L’hostilité de l’USW à l’organisation d’une véritable lutte pour les revendications des travailleurs découle de sa politique pro-patronale et nationaliste. Après tout, c’est le même syndicat qui a applaudi les mesures de guerre commerciale du président américain fasciste Donald Trump contre la Chine, et qui a soutenu la renégociation de l’Accord de libre-échange nord-américain pour créer la base permettant à l’impérialisme américain et canadien de mener la guerre contre leurs rivaux géostratégiques.

Les dirigeants de la bureaucratie des Métallos donnent la priorité à leurs «partenariats» avec les gouvernements américain et canadien, ainsi qu’avec des PDG d’entreprises impitoyables comme Aziz, qui n’ont que faire de la vie et de la mort de leurs travailleurs. En tant que membre principal du Congrès du travail du Canada, l’USW est un soutien clé du gouvernement libéral de Trudeau. Avec le soutien des syndicats et des néo-démocrates, les libéraux imposent des mesures d’austérité brutales aux travailleurs pour financer la guerre impérialiste canadienne à l’étranger.

L’attitude de soumission totale de l’appareil de l’USW à l’État et à son cadre de «négociation collective» anti-travailleurs a été soulignée dans sa réponse à la mort de Le. Après que la colère des travailleurs a éclaté, forçant l’USW à organiser une manifestation à l’extérieur de l’usine, l’USW a cherché à canaliser l’indignation des travailleurs en lançant un appel infructueux pour que NSC soit poursuivie au pénal.

Miles Sullivan, directeur des Métallos pour l’Ontario et l’Atlantique, a alors poliment envoyé un courrier au ministre conservateur du Travail de l’Ontario, Monte McNaughton, pour le convaincre de le rencontrer «dans les plus brefs délais, pour discuter des mesures à prendre ...» McNaughton, qui a été en poste durant trois décès à NSC, a ignoré chacune de ces lettres.

Même si Aziz et la direction de NSC bénéficient du soutien de l’appareil d’État et de l’aide inestimable de la bureaucratie de l’USW, les travailleurs de NSC sont en position de force. NSC produit des wagons qui sont essentiels pour maintenir des chaînes d’approvisionnement déjà très sollicitées et pour transporter l’équipement militaire et les ressources nécessaires à la conduite de la guerre.

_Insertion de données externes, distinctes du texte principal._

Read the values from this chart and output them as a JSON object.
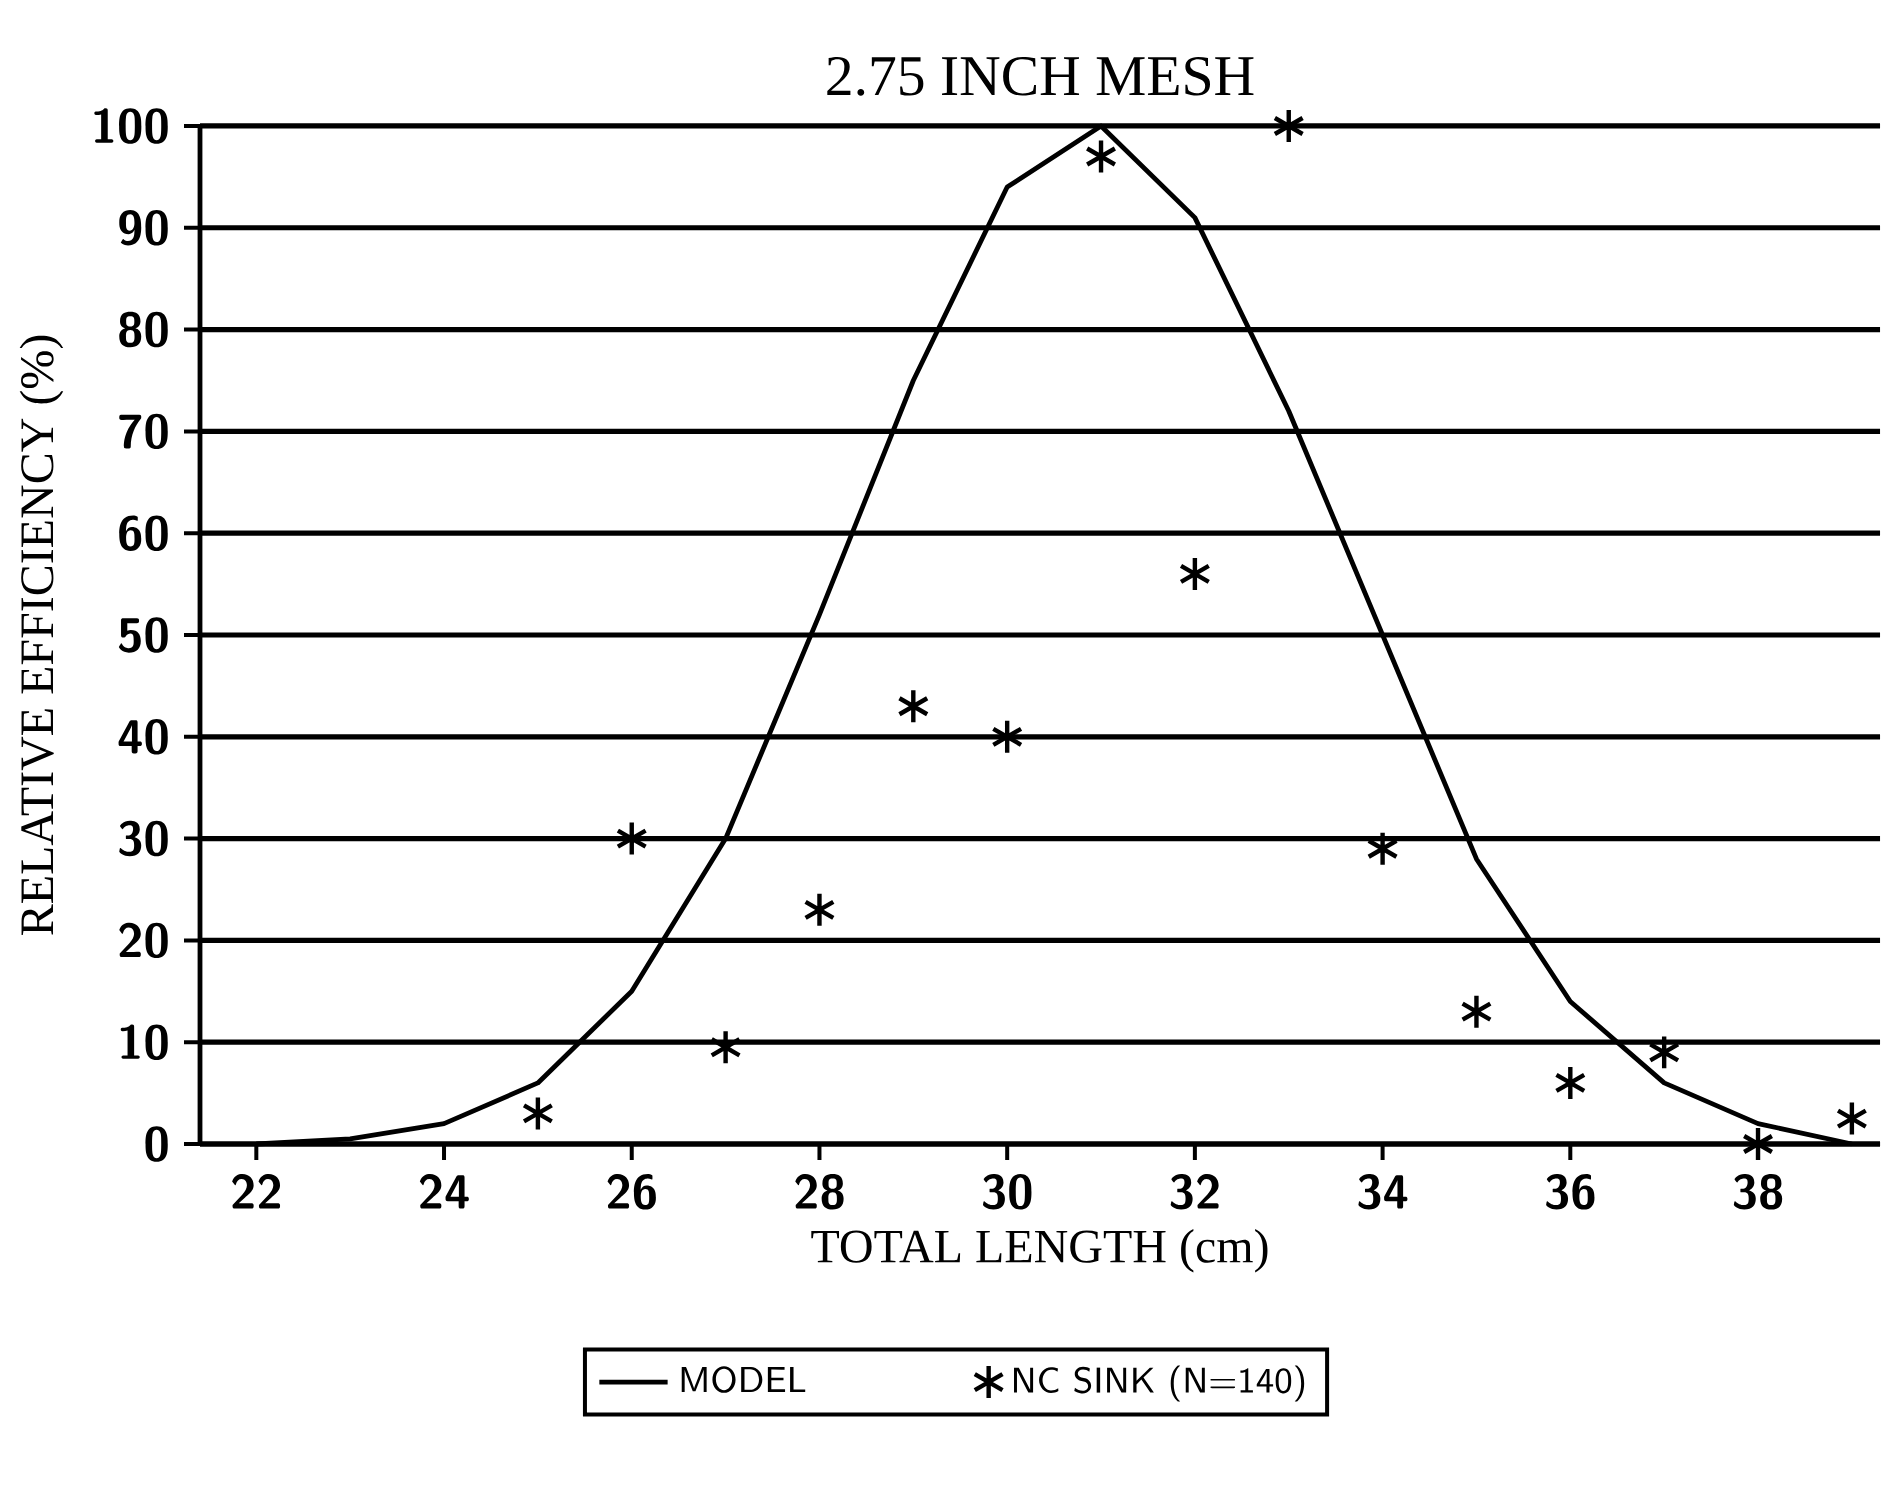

De nombreux wagons sont vendus aux chemins de fer nord-américains de classe I, où plus de 100.000 cheminots étaient prêts à se mettre en grève à la fin de l’année dernière contre des horaires de travail exténuants, mais en ont été empêchés par les efforts combinés de la bureaucratie syndicale et de l’administration Biden. Une prise de position forte des travailleurs de NSC galvaniserait donc le soutien des cheminots, ainsi que d’autres travailleurs industriels qui travaillent dans des conditions tout aussi abominables dans des usines à travers le Canada, les États-Unis et le Mexique.

Pour gagner leur lutte contractuelle, les travailleurs de NSC doivent prendre le contrôle des préparatifs de la grève et des négociations, en opposition à la bureaucratie syndicale, en établissant un comité de la base. Ce comité doit présenter une série de revendications non négociables fondées sur les besoins des travailleurs, y compris des améliorations immédiates en matière de sécurité pour mettre fin au taux effroyable d’accidents dans l’usine et des augmentations de salaire substantielles pour que les travailleurs n’aient plus à compter sur le travail à la pièce pour joindre les deux bouts. Le comité doit également se battre pour élargir la lutte à d’autres sections de travailleurs dans le cadre du développement d’une contre-offensive menée par les travailleurs contre l’austérité et la guerre, et pour des emplois décents, sûrs et des conditions de travail sûres pour tous.